Some of the personalities on the August list raised online debate. Users noted the equivocation of assessments of the Basmachi movement in Turkestan. After the second act, there was no unanimity either. This time, no one began to argue about the criminal decisions of the Stalinist regime, but direct parallels were drawn between the decisions of the courts of Soviet and present-day Uzbekistan.
The well-known public figure Aziza Umarova notes that the honest names of the victims of repression, who selflessly fought for independence and sacrificed their lives, will remain in the memory of people. She thanked the President for his attention to issues of historical justice.
The administrator of online group “Tashkent-Snos” [“Tashkent-Demolition”], Farida Sharif, in her commentary on the blogger’s post, wrote about a coincidence: the process of rehabilitation of a group of repressed in the 30s took place in the Supreme Court simultaneously with the meeting on the eviction of Olga Abdullaeva from her own house, to which Ms. Umarova was so invited.

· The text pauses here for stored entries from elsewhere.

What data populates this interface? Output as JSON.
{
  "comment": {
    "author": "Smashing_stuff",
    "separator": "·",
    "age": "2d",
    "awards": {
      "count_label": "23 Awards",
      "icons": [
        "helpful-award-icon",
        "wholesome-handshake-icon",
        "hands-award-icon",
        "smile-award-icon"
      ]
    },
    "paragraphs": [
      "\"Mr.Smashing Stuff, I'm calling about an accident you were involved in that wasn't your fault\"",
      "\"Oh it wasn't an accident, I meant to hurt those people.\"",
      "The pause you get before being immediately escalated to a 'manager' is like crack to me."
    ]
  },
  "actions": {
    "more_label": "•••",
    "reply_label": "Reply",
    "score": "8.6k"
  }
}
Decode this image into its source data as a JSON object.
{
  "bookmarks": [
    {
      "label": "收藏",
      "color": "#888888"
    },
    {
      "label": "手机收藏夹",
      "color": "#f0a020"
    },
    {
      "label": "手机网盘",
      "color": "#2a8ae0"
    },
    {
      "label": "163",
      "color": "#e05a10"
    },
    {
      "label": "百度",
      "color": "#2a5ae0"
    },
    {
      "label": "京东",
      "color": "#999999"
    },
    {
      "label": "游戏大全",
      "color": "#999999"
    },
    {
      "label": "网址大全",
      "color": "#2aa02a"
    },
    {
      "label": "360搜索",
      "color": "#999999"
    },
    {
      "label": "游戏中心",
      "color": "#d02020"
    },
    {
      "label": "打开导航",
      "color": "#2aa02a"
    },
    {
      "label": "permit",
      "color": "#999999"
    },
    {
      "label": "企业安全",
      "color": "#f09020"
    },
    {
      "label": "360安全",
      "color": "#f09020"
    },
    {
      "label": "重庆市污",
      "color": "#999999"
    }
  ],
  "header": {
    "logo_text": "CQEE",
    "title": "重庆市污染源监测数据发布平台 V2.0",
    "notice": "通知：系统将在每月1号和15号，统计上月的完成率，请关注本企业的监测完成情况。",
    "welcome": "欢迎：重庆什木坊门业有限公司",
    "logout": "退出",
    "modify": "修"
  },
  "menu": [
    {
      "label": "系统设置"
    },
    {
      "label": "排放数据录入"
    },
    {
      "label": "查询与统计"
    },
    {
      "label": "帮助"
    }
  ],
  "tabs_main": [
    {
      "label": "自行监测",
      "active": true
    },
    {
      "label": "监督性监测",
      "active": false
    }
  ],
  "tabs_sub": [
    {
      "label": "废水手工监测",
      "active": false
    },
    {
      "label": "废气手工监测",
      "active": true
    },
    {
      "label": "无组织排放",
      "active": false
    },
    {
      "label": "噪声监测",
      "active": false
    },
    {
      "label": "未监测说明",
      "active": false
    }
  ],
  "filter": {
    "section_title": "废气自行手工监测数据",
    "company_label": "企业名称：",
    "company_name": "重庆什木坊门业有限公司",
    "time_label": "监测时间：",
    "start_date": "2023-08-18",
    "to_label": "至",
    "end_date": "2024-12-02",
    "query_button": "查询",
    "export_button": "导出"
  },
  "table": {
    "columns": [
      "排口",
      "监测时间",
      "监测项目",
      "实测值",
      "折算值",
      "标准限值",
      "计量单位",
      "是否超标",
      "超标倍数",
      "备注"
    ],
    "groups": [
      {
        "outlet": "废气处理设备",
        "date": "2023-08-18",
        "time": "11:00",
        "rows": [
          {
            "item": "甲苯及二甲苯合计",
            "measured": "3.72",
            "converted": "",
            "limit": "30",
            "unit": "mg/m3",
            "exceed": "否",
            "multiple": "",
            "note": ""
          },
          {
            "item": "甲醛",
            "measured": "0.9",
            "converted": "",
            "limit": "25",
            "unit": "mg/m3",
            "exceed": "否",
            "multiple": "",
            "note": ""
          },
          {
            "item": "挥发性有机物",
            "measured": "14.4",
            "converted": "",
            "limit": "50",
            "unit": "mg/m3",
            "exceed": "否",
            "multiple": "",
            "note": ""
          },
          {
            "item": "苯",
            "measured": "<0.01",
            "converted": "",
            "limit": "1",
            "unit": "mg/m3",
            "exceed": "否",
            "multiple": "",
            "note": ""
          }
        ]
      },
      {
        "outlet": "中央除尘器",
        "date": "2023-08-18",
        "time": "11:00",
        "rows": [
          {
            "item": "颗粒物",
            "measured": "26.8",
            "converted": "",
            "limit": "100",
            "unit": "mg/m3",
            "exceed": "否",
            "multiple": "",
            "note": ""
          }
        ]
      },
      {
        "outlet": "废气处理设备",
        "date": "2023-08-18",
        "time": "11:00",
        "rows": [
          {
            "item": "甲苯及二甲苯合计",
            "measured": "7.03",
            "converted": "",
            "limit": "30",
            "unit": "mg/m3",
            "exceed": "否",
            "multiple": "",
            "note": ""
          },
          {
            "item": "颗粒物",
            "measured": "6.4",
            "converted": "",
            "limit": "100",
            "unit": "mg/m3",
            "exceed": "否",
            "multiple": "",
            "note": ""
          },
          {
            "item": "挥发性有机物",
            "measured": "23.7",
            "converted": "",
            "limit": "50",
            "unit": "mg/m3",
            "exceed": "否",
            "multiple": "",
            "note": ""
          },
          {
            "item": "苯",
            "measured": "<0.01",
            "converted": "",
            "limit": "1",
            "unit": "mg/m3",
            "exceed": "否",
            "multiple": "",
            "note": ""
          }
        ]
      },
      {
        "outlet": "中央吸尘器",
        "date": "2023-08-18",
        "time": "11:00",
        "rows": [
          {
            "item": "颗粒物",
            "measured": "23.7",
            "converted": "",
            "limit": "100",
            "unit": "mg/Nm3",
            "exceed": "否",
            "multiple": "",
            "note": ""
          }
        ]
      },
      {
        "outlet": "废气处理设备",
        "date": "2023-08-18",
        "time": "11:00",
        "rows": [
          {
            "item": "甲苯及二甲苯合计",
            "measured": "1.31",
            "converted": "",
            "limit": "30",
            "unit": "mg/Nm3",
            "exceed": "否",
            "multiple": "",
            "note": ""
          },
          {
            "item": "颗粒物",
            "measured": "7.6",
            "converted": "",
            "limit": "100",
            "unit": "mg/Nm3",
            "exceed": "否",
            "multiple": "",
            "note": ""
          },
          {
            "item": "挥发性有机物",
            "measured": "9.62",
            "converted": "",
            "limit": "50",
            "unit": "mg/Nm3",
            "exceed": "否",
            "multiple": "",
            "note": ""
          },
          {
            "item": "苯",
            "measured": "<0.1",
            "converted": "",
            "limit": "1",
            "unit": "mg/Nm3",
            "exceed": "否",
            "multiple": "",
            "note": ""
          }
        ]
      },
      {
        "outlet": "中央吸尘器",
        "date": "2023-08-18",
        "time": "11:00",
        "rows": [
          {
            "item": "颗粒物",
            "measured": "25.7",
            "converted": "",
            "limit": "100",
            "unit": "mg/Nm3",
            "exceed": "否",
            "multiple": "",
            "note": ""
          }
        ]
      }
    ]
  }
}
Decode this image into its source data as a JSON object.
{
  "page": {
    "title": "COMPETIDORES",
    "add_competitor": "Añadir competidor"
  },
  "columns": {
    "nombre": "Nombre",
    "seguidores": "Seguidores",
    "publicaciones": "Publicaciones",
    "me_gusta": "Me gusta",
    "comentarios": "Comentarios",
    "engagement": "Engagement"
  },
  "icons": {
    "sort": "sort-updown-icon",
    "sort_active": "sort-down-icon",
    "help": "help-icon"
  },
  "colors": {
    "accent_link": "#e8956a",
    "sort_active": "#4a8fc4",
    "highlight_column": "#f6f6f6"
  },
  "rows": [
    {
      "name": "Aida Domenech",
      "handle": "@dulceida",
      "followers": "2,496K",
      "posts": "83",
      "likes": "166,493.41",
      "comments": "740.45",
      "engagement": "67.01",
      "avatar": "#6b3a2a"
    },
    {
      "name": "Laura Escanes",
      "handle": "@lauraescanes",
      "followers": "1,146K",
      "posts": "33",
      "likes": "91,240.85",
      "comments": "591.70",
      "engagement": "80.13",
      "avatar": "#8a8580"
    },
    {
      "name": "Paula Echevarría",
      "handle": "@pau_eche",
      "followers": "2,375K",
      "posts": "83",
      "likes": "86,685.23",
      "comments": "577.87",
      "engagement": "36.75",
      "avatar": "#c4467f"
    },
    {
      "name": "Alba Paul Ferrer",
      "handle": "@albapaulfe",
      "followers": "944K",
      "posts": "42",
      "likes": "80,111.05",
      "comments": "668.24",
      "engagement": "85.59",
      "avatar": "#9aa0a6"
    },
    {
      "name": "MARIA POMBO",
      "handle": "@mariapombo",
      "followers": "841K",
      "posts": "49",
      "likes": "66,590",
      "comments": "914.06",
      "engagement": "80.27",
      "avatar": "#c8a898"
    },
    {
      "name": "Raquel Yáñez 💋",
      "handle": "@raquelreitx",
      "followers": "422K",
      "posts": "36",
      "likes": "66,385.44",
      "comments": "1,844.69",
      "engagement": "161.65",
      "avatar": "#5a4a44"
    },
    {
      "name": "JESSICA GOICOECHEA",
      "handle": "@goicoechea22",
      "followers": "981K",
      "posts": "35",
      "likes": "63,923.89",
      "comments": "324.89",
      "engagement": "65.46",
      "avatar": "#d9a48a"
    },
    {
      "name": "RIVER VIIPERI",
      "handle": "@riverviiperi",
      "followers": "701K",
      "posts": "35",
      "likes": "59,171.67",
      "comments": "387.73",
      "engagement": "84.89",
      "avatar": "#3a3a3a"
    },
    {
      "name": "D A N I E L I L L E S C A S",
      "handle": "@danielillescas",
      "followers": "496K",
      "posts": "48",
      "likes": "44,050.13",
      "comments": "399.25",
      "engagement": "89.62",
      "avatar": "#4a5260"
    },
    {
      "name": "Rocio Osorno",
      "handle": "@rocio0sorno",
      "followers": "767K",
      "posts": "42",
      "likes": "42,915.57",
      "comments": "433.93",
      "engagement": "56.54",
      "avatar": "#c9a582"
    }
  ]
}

Farida writes that the hearing was delayed by almost an hour and a half.
“We went into the hall of the rehabilitation process,” writes Farida. “There was a lot of press there. We invited journalists to come to our trial and film modern repression, how people are being taken away from their homes, but the journalists refused.”
She added that “in a hundred years, they would probably admit that during the years of Mirziyoyev’s rule, ordinary people were subjected to repression by the rich and successful people.”
Deputy Prosecutor General Svetlana Artykova was present at the politically significant rehabilitation process. Abdullaeva wrote her a complaint asking her to consider violations of the law on the demolition of her house. The Prosecutor answered verbally that “pregnancy is the natural state of a woman, so she can be evicted by force … And even in winter, because winter is a natural state of nature.”
The political emigrant Bakhodyr Namazov asked Umarova some questions, which remained unanswered: “Isn’t it better to justify the thousands of innocent convicts who have passed many years in the camps of the Karimov regime? The justification of those who disagreed and fought against the Soviet regime is established by persons who faithfully served this power, who became the leaders of the party bodies. Isn’t it strange?”
As ACCA previously wrote, human rights activists note the urgency of the unresolved problem of torture and the rehabilitation of illegally convicted persons in today’s Uzbekistan.